Blockchain technology has been dragged into the spotlight in recent months due to its role as the basis for Bitcoin and similar cryptocurrencies. There's more to this information tracking method than digital wallet management, however. While Bitcoin has become a household name, there has been a parallel emergence of blockchain technology in the supply chain.
Decentralized, instantly accessible and tamper-free record-keeping has clear value for supply chain communication and collaboration between partner organizations. However, this doesn't mean the transition to widespread blockchain usage will be an overnight change.
It pays for potential users to examine the approaches already being considered or implemented to inspire their own embrace of the new solutions. The following are two use cases demonstrating blockchain technology's potential worth in different types of supply chain situations.
Sustainable ingredient tracking
One of the major challenges with making supply chains more sustainable and cutting out harmful practices has to do with the sheer amount of ambiguity and miscommunication that can come between different organizations around the world. Fortune described a project overseen by the World Wild Fund for Nature designed to make sustainability of seafood a variable tracked via blockchain technology.
The present project begins with tagging individual wild fish caught in the Pacific. The fish receive QR codes, and the data from those codes is logged in a blockchain system as they travel around the world. Each organization that handles the fish has access to its history, which makes it easy for companies and regulatory bodies alike to ensure that a particular animal came from a sustainable fishery.
QR codes aren't the only kinds of tracking technologies that can work with this particular blockchain application, either. According to Fortune, tech tools such as RFID tags are viable ways to follow items on their way, and supply chain participants can even upload photos and videos to prove where the fish come from.

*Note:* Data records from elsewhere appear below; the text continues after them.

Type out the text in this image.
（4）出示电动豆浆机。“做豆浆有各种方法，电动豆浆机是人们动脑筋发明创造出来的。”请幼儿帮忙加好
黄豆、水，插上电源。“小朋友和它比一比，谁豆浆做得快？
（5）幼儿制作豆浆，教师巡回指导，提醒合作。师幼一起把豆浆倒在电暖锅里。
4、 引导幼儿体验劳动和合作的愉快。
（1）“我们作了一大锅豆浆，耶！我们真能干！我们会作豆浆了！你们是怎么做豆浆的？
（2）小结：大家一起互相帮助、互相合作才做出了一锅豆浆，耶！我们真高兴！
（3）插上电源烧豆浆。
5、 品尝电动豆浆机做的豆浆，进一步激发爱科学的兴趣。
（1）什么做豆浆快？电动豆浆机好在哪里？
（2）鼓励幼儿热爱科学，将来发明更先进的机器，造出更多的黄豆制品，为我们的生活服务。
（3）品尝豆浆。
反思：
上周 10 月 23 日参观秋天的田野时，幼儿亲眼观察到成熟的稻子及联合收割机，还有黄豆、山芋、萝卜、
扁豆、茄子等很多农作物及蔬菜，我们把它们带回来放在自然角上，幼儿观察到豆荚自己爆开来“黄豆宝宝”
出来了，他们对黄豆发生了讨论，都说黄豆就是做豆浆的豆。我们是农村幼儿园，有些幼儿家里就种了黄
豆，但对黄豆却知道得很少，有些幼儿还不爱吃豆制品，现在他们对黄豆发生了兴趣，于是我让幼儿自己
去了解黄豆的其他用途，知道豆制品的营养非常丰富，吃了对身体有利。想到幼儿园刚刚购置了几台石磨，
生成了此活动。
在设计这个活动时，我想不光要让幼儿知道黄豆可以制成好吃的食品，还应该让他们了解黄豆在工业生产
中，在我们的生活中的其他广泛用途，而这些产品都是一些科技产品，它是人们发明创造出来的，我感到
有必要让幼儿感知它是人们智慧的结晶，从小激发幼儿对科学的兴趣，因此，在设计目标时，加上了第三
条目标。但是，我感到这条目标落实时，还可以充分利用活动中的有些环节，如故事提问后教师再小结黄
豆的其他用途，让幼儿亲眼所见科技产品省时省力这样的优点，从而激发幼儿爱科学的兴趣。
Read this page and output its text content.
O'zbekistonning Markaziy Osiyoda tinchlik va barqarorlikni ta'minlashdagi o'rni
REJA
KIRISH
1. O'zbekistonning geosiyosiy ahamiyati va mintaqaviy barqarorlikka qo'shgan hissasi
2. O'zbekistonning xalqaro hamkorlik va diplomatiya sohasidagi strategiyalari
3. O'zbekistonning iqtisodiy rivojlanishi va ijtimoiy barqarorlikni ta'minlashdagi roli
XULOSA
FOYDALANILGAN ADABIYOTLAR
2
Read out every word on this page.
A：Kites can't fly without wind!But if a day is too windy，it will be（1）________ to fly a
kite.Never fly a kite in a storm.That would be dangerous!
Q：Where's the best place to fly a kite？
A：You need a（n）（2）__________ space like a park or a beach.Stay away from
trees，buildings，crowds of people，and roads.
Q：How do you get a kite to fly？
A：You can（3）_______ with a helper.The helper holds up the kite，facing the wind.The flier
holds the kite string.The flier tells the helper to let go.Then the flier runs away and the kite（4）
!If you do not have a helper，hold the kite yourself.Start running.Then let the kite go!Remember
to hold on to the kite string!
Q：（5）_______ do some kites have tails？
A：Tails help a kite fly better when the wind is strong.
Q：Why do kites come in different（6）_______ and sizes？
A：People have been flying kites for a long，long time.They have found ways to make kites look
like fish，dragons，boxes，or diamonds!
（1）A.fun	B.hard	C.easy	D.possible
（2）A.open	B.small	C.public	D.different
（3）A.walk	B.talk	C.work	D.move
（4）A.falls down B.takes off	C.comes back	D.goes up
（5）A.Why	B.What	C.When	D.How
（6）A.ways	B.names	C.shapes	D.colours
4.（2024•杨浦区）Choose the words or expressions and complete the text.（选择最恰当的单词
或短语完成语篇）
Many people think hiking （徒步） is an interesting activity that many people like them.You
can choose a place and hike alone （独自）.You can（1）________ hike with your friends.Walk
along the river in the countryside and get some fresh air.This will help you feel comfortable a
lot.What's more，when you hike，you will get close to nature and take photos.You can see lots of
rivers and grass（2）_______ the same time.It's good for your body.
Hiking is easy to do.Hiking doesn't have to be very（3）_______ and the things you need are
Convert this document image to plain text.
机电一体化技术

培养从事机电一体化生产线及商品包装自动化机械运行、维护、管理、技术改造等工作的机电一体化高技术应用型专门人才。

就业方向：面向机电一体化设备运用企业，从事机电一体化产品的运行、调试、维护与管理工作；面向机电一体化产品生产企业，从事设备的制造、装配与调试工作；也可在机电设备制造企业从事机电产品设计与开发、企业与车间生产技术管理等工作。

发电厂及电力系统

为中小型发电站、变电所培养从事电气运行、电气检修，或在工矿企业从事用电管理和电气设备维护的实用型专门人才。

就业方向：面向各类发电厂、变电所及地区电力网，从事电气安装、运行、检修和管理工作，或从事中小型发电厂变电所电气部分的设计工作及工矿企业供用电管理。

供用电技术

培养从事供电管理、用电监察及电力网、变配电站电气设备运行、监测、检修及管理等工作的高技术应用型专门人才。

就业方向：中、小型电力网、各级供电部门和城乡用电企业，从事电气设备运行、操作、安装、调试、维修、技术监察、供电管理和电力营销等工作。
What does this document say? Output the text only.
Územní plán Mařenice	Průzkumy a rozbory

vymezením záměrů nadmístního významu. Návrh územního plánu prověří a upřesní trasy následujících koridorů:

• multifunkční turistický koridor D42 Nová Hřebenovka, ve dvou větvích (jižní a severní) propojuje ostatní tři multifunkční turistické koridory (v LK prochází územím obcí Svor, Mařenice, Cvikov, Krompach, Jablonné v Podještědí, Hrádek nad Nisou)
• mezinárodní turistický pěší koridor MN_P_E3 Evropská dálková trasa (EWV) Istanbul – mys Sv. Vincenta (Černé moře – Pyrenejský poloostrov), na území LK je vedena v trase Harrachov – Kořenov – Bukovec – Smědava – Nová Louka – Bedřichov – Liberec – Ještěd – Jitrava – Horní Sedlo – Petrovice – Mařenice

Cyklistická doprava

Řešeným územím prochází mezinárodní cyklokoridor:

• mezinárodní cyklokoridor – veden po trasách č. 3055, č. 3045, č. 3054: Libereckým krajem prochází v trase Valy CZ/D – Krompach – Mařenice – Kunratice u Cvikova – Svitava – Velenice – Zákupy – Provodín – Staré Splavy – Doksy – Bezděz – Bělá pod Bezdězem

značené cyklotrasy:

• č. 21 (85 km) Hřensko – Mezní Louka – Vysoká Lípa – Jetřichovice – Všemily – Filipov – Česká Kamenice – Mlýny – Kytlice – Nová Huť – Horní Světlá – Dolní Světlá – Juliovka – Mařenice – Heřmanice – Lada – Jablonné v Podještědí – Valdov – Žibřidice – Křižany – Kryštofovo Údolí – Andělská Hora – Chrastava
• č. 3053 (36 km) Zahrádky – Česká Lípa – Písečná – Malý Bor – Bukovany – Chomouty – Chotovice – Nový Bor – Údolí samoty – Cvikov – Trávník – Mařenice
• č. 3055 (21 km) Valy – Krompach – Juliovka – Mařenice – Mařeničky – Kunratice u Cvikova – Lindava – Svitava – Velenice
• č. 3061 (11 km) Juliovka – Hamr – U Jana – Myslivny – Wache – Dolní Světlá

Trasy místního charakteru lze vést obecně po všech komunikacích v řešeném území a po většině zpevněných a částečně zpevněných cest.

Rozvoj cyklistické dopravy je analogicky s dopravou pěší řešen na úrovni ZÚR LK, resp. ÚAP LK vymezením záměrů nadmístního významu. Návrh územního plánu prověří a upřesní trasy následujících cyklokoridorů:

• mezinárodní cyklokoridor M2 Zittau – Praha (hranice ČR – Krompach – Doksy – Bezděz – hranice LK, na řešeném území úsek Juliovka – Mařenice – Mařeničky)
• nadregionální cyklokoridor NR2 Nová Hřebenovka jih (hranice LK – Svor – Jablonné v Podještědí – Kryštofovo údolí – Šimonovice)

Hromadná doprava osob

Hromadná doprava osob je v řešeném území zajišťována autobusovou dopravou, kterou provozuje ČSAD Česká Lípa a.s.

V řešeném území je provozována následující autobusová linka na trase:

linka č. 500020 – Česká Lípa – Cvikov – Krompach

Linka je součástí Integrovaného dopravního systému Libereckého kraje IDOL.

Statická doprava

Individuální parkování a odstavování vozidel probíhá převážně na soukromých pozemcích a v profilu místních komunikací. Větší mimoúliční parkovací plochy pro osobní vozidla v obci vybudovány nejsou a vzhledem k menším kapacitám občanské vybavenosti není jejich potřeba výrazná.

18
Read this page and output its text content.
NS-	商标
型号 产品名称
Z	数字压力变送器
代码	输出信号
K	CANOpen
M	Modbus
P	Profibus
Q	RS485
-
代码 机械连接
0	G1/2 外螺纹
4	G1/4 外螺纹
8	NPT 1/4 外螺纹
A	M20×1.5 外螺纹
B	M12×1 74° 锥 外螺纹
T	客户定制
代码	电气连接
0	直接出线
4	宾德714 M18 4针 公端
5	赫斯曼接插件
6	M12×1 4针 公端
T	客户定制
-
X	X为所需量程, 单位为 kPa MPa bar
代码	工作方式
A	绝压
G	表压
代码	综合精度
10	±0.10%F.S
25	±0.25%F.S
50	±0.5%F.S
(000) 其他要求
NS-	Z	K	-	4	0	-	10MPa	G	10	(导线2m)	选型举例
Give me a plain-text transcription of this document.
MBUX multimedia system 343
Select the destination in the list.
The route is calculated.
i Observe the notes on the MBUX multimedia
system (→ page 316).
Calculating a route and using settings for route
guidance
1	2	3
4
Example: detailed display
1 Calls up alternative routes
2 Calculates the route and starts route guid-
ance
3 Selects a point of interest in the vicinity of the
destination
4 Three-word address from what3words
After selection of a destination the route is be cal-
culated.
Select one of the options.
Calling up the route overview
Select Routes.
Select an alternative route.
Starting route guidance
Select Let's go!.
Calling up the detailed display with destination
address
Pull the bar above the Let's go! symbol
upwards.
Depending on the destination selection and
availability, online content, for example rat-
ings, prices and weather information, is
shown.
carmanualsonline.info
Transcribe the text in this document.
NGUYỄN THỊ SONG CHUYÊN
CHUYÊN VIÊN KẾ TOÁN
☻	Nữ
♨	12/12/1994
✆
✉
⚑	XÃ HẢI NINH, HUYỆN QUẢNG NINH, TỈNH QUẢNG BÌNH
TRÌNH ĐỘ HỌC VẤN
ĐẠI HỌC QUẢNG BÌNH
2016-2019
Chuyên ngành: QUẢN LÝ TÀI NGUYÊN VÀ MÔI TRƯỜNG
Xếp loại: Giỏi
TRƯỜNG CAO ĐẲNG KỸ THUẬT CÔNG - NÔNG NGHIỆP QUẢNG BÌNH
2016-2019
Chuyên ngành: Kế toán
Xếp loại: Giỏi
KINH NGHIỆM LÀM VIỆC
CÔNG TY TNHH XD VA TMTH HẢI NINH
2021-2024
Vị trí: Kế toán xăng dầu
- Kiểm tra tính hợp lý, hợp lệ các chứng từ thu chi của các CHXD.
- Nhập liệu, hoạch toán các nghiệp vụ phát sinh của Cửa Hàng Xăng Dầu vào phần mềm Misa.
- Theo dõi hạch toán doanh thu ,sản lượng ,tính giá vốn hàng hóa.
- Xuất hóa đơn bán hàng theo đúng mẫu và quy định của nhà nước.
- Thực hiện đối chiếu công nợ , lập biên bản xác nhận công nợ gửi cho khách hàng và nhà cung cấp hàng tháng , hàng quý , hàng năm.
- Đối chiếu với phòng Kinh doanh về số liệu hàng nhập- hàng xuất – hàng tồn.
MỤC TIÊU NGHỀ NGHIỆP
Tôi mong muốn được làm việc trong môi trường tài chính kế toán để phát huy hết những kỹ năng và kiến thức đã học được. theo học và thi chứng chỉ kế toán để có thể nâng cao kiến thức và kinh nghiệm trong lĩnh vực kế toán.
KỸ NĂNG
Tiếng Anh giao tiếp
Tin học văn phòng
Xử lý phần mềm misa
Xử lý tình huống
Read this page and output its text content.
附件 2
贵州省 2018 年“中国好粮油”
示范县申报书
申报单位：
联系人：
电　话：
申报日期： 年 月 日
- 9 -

Supply Chain Dive highlighted a second valuable role for blockchain tracking - keeping fraud and counterfeiting out of the pharmaceutical supply chain. Pharma giant GlaxoSmithKline is behind the new project, along with Viant, the same tech company that created the fish monitoring system for the World Wild Fund for Nature.
When it comes to ensuring shipments of medicines are secure, authentic and free from tampering, blockchain technology could be a great way to send data between companies and the regulatory bodies tasked with overseeing them. Viant's Tyler Mulvihill stated that he expects governments to realize that the blockchain is a viable and valuable way to track the product data required by law.
Supply Chain Dive explained that on top of regulatory woes, companies in the pharma supply chain are causing headaches for themselves with inefficient shipment procedures. Getting medicine to care providers that need it is a complex process, with locations consistently getting more or less than they need.
Whether the transparency granted by new blockchain technology will mostly be for the benefit of companies' own transparency and communication, or whether it's used as a regulatory compliance tool, its emergence in pharmaceuticals is just beginning. Over the next few years, organizations will test the limits of the solutions' potential.